Timothy McVeigh was spirited inside in the early hours of Saturday morning, in a motorcade from his nearby jail. But as Denver prepared for the months- long trial of the man accused of the Oklahoma City bombing, it seemed more alert to the invading hordes of journalists than to any right-wing terrorist threat.
As jury selection gets underway today, there is a sense of civic pride in the air. For better or worse, the trial of a man accused of killing 168 people in an act of domestic terrorism is helping Denver assert itself as a grown-up capital of the new American West.
For the next two to three weeks, defence and prosecution will pick and probe among potential jurors who could sentence Mr McVeigh to death. Of 1,000 people originally called, two-thirds have already been excused for reasons of health or hardship.
Denver learned 13 months ago that it would be the venue for the trial, moved from Oklahoma after Judge Richard Matsch ruled that Mr McVeigh had been "demonised" in that state. Despite recent news reports that Mr McVeigh had confessed to his own lawyers, Judge Matsch rejected repeated demands that the trial be delayed last week, saying he was confident that a "fair- minded jury can and will be empanelled".
While polls show large majorities of Americans believe Mr McVeigh will and should be found guilty, the defence holds out some hope. Local polls say 55 per cent of Colorado people have not made up their minds.
The rival Rocky Mountain News and Denver Post newspapers have been scrupulously even-handed. They have been careful to give equal time to the defence attorney, Stephen Jones, as he claims a coterie of far-right revolutionaries and international terrorists - from the IRA to an Islamic terrorist cell based in the Philippines - were involved in the bomb plot.
The grand jury that indicted Mr McVeigh and his co-defendant Terry Nichols, to be tried later, said they conspired to blow up the building with "others unknown".
Mr Jones demanded last week that the government turn over its information on "foreign terrorists" involved. In a sharp exchange, the lead prosecutor, Joseph Hartzler, said defence submissions read "like a bad Hollywood script", and promised the prosecution would trash this "pulp fiction" in court.
In a lengthy court filing last week, the defence named Dennis Mahon, a former leader of the white Aryan resistance in Oklahoma, as a key figure in a conspiracy that also involved Sinn Fein. Andreas Strassmeir, a German neo-Nazi who lived with Mr Mahon at Elohim City, a far-right Christian compound in Oklahoma, had received a detonator from Sinn Fein, the defence claimed. Sinn Fein president Gerry Adams yesterday called the link "preposterous rubbish".
Security for the trial will cost Denver half a million dollars in police overtime, Mayor Wellington Webb said this week, and will block downtown streets.

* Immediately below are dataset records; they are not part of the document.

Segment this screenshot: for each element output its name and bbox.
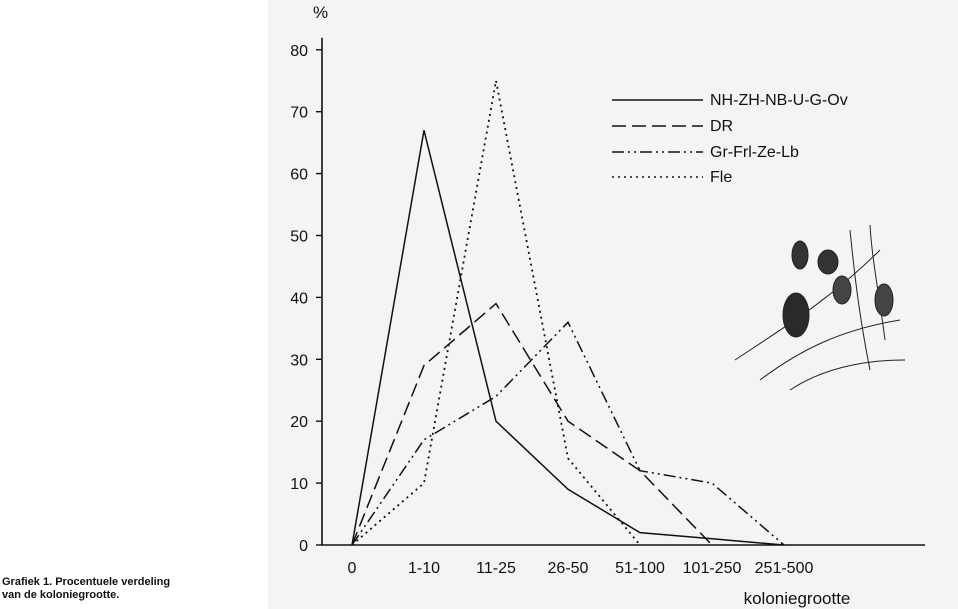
- x-tick-label: 1-10: [408, 560, 440, 577]
- legend-label: Fle: [710, 169, 732, 186]
- y-tick-label: 10: [290, 476, 308, 493]
- page-background: [268, 0, 958, 609]
- series-line-dr: [351, 302, 713, 546]
- legend-label: NH-ZH-NB-U-G-Ov: [710, 92, 848, 109]
- series-line-nh-zh-nb-u-g-ov: [351, 130, 785, 546]
- series-lines: [351, 80, 785, 546]
- series-line-gr-frl-ze-lb: [351, 320, 785, 546]
- caption-line: van de koloniegrootte.: [2, 589, 120, 601]
- x-axis-label: koloniegrootte: [744, 589, 851, 608]
- legend-label: DR: [710, 118, 733, 135]
- axes: 0 10 20 30 40 50 60 70 80 0 1-10 11-25 26-50 51-100 10…: [290, 37, 925, 577]
- figure-caption: Grafiek 1. Procentuele verdeling van de …: [2, 576, 242, 602]
- x-tick-label: 251-500: [755, 560, 814, 577]
- y-tick-label: 70: [290, 105, 308, 122]
- y-tick-label: 0: [299, 538, 308, 555]
- y-tick-label: 50: [290, 229, 308, 246]
- series-line-fle: [351, 80, 641, 546]
- y-axis-label: %: [313, 3, 328, 22]
- y-tick-label: 60: [290, 167, 308, 184]
- legend: NH-ZH-NB-U-G-Ov DR Gr-Frl-Ze-Lb Fle: [612, 92, 848, 186]
- x-tick-label: 26-50: [548, 560, 589, 577]
- x-tick-label: 11-25: [476, 560, 516, 577]
- y-tick-label: 30: [290, 352, 308, 369]
- caption-line: Grafiek 1. Procentuele verdeling: [2, 576, 171, 588]
- swallows-illustration: [734, 224, 906, 391]
- legend-label: Gr-Frl-Ze-Lb: [710, 144, 799, 161]
- x-tick-label: 0: [348, 560, 357, 577]
- y-tick-label: 20: [290, 414, 308, 431]
- y-tick-label: 80: [290, 43, 308, 60]
- x-tick-label: 51-100: [615, 560, 665, 577]
- x-tick-label: 101-250: [683, 560, 742, 577]
- y-tick-label: 40: [290, 290, 308, 307]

In the past decade, Denver has seen extraordinary growth; this June, it will host the Group of Eight summit, along with a national convention of 6,500 oncologists. "Denver has a reputation, that it's outgrown, of being a cow town," said Eric Anderson, a former Denver Post journalist who has handled public relations for some of the state's top political figures. "People are getting used to seeing satellite trucks in their driveway."